Shock Jocks in Dry Dock
The rules may be changing for what's acceptable on the radio
On the air and on the phone, conservative radio talker Michael Savage is unpredictable. One moment, he declares that Don Imus's fate could never be his own, as he knows the pitfalls and avoids them. The next, he turns fatalistic.

"This is a very, very dynamic field, three hours on the tightrope," he says about his show. "Things happen."
Savage stumbled on that tightrope in 2003, when an antigay tirade cost him his show on MSNBC. And since Imus lost his show for calling the Rutgers women's basketball team "nappy-headed ho's" last month, the high-wire act has turned all the more perilous for talk radio hosts and shock jocks. As radio's bad boys adjust to new scrutiny, hosts and stations are facing contradictory pressures to both push the envelope and play it safe.

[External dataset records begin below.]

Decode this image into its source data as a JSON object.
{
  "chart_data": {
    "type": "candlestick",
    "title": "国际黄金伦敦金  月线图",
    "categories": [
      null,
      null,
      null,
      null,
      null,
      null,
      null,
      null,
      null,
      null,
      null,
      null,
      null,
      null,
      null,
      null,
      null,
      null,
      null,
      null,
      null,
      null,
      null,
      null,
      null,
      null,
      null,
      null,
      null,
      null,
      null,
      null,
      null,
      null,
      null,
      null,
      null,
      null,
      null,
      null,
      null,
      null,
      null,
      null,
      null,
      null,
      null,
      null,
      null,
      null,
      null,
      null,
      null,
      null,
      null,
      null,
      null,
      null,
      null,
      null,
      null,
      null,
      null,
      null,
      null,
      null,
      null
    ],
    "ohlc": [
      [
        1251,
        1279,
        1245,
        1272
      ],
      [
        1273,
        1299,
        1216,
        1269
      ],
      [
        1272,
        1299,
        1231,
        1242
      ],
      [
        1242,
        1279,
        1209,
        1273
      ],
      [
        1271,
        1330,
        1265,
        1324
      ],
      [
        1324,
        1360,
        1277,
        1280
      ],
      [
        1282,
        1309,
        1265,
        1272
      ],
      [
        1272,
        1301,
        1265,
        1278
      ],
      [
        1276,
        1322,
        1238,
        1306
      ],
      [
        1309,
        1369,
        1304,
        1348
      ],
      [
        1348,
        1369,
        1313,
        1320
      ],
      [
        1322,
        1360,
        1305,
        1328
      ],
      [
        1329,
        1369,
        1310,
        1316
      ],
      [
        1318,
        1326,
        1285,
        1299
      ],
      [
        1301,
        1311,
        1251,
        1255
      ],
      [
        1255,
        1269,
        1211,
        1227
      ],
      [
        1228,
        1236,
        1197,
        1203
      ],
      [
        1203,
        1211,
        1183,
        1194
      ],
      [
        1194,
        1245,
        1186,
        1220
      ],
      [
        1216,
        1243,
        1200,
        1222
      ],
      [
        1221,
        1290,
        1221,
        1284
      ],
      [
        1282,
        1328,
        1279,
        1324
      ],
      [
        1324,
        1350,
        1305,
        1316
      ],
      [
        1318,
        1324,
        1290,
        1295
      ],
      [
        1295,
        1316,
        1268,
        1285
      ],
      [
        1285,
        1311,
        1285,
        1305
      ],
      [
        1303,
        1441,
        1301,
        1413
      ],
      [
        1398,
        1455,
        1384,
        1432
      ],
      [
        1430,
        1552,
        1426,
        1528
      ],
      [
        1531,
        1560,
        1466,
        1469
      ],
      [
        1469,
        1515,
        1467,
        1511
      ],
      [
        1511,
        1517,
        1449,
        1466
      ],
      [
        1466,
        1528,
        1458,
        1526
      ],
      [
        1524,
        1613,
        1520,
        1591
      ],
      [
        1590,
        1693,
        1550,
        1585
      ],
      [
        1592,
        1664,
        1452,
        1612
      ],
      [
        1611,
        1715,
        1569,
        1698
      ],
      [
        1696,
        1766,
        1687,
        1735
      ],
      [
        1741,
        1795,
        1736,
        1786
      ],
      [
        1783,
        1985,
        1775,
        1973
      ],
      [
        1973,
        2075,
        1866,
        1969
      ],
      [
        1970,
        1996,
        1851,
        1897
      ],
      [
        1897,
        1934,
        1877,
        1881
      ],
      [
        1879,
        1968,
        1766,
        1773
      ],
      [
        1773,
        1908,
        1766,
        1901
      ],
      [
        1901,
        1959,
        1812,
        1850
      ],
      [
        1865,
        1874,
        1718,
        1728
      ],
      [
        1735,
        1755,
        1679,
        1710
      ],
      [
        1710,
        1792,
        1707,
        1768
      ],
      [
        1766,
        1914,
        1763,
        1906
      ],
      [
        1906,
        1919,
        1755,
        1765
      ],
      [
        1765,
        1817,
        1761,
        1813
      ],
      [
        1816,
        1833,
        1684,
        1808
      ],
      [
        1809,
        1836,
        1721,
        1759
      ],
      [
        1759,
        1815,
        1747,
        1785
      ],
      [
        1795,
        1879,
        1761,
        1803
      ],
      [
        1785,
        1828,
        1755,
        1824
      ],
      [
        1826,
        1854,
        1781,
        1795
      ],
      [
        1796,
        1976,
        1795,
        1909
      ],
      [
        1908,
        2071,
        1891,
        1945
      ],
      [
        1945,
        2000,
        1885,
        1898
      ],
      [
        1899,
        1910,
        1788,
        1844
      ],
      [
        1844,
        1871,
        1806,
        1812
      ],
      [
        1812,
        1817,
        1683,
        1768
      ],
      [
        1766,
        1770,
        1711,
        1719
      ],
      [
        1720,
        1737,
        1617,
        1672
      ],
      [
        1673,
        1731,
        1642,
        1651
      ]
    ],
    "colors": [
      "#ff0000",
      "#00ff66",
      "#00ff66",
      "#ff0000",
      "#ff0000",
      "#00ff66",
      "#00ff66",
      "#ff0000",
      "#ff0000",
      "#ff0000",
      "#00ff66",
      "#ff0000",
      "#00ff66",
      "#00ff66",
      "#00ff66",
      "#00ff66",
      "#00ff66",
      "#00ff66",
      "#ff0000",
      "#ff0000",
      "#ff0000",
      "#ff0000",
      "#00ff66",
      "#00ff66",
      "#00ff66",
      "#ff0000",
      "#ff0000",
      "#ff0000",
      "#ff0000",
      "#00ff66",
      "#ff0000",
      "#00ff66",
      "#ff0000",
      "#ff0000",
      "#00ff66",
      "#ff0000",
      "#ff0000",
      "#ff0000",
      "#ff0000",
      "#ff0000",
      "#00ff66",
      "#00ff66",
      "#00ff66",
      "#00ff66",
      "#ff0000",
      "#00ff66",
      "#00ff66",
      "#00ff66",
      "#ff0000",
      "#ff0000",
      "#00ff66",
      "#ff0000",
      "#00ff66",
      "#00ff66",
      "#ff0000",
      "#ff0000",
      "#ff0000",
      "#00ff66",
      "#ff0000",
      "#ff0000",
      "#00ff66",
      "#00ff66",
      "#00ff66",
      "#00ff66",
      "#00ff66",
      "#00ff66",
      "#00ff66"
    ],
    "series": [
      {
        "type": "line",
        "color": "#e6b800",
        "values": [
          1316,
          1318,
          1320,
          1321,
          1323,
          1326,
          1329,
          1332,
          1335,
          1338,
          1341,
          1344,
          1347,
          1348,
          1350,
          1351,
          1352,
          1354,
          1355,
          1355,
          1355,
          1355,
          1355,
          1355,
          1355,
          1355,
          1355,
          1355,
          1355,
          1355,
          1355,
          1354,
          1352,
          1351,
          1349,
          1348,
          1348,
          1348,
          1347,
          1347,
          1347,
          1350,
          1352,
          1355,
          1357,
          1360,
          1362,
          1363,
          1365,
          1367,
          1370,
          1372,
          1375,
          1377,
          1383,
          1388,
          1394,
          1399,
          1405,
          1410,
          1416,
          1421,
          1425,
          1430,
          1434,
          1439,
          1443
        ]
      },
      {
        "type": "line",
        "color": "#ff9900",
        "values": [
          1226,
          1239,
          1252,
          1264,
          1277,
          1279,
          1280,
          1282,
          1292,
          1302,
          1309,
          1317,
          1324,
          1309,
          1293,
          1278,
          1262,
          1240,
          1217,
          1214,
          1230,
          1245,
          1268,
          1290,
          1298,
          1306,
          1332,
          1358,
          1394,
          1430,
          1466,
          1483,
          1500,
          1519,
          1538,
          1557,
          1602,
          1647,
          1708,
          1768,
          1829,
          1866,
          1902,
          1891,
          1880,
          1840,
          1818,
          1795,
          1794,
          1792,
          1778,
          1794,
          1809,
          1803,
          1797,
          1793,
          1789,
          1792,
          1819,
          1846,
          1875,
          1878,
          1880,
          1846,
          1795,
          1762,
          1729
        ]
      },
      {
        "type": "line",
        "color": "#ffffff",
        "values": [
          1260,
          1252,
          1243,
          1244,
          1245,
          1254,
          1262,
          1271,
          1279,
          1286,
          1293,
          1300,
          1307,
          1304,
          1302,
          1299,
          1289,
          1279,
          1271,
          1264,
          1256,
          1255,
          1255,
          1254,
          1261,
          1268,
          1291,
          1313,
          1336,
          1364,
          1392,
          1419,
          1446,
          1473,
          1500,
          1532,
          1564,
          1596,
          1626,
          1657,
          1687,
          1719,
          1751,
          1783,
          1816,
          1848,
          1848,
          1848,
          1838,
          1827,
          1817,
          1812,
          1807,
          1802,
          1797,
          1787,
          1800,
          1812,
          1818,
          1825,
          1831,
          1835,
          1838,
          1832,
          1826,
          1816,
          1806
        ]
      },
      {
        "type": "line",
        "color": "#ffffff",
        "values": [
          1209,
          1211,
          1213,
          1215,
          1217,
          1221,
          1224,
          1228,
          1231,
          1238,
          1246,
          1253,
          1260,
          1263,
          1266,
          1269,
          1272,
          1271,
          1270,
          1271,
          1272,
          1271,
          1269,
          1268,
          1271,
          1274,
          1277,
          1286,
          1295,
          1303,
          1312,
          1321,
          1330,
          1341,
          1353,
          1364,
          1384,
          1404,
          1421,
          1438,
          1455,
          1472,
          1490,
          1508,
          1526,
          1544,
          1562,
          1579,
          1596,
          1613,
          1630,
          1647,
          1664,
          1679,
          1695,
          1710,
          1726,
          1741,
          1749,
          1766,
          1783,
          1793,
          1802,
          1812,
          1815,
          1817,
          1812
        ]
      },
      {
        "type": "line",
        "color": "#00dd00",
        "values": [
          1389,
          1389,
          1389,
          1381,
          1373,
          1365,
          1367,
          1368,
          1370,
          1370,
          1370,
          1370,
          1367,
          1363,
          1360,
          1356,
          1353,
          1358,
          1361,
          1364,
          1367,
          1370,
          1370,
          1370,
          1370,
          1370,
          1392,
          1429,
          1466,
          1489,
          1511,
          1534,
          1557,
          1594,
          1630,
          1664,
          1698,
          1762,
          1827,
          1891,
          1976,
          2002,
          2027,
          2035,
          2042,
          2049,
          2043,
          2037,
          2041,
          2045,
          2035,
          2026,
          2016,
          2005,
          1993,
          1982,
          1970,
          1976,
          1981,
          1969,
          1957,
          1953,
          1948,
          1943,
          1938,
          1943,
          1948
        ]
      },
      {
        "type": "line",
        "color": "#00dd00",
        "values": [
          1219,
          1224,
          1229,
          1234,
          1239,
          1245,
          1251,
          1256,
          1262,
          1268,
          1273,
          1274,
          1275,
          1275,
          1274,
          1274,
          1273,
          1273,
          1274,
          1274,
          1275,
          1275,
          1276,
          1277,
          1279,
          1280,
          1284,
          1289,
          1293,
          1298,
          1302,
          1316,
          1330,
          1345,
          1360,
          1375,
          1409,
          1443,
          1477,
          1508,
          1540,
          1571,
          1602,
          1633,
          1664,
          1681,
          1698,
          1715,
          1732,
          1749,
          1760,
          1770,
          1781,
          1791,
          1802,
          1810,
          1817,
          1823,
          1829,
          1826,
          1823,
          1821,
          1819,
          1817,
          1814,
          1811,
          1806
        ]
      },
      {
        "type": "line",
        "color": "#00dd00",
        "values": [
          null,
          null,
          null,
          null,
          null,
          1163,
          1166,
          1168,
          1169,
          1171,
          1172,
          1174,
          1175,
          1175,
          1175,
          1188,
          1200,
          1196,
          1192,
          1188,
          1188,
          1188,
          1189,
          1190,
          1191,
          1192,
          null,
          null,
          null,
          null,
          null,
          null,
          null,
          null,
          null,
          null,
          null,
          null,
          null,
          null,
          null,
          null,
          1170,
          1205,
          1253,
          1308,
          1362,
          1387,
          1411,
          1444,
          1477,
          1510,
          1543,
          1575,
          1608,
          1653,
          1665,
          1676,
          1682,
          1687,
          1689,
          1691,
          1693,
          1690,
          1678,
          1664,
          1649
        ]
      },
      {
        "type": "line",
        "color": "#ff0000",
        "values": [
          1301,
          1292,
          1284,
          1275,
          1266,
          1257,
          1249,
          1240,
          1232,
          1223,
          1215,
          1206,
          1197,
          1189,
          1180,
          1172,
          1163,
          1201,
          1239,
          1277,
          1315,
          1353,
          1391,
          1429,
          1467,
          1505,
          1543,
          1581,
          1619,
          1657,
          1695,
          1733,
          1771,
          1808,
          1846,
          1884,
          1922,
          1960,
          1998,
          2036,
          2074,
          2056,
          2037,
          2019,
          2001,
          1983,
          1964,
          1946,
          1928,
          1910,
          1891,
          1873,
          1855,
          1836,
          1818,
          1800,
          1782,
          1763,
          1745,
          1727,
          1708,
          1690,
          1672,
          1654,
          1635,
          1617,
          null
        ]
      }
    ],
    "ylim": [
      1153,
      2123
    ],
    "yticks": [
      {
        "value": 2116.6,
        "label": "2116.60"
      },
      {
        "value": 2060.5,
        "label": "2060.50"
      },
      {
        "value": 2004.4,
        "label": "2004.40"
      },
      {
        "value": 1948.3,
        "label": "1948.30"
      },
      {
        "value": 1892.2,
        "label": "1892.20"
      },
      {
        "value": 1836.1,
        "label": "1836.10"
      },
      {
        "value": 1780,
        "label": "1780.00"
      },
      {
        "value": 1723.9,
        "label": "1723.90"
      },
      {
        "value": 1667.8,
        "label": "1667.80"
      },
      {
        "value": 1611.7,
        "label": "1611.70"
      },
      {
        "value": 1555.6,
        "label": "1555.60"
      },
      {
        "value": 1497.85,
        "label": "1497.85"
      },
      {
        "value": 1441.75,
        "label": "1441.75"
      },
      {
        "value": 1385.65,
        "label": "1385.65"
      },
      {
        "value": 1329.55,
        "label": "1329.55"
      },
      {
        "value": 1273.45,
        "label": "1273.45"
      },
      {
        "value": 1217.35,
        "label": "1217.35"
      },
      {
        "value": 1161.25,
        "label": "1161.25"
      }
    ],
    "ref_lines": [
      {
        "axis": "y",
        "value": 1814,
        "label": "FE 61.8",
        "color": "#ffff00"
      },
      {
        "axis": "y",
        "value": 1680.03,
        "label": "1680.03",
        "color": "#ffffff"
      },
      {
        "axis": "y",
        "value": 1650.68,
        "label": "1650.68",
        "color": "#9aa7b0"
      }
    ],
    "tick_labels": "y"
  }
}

Just where to draw the line may be changing. Anthony Cumia and Greg "Opie" Hughes of the Opie & Anthony Show on satellite radio became the most recent casualties of the new era last week, receiving a 30-day suspension after a guest joked about raping Secretary of State Condoleezza Rice and other public figures. The duo will continue hosting a show on CBS Radio, which didn't broadcast the original comments.
Stereotypes. The week before, New York shock jocks JV and Elvis were pulled from the air after a segment full of Asian stereotypes. Across the Hudson River, "The Jersey Guys" have scrapped their bit, "La Cucha Gotcha," which urged listeners to turn in illegal immigrants.
Imus's comments may be driving the recent changes, but experts say the shift has loomed for several years, as the Web lets controversial comments travel well beyond their intended audience. "Imus has said lots worse than the outburst that got him," says Holland Cooke, a talk radio consultant. "But until now it went out of the lips, into the microphone, up in the tower, and into the ether."
The racial component of the recent controversies is not surprising, experts say. The Federal Communications Commission is limited to regulating language related to sexual or excretory acts, and savvy shock jocks have turned to racial humor to be edgy. So far, broadcasters have handed out the punishments. Imus was axed when advertisers dropped his syndicated show, and XM suspended Opie and Anthony after the two apologized but also griped that people were overreacting.
The duo crossed the line, says Michael Harrison, the publisher of Talkers Magazine, but XM is hypocritical, he says, to distance itself from hosts it hired for their tasteless humor, which once included airing a call from two listeners claiming to have sex in New York's St. Patrick's Cathedral. The stunt earned hefty FCC fines, but lewd humor can be lucrative; Imus reportedly brought in $15 million to $20 million in advertising to CBS Radio annually.
The XM show is technically immune from the FCC's oversight entirely, since it was not broadcast on public airwaves. But XM needs FCC approval for a merger with rival Sirius, and experts suggest the company couldn't be seen as flaunting its freedom from federal regulators.
Despite the recent incidents, the FCC shows no signs of clamping down and could not expand its list of punishable offenses without congressional approval. But the new controversies are especially troubling to conservative talk radio. Tom Tradup, a vice president for the Salem Radio Network, says any increase in oversight could lead to a return of the Fairness Doctrine, which mandated that stations give airtime to opposing political views before dying in 1987.
Has Imus killed the raunch radio star? Probably not. But perhaps it's temporarily wounded, a change that even one of the most controversial radio personalities thinks wouldn't be the end of the world.
"Maybe," says Savage, "they'll actually think before talking."
This story appears in the May 28, 2007 print edition of U.S. News & World Report.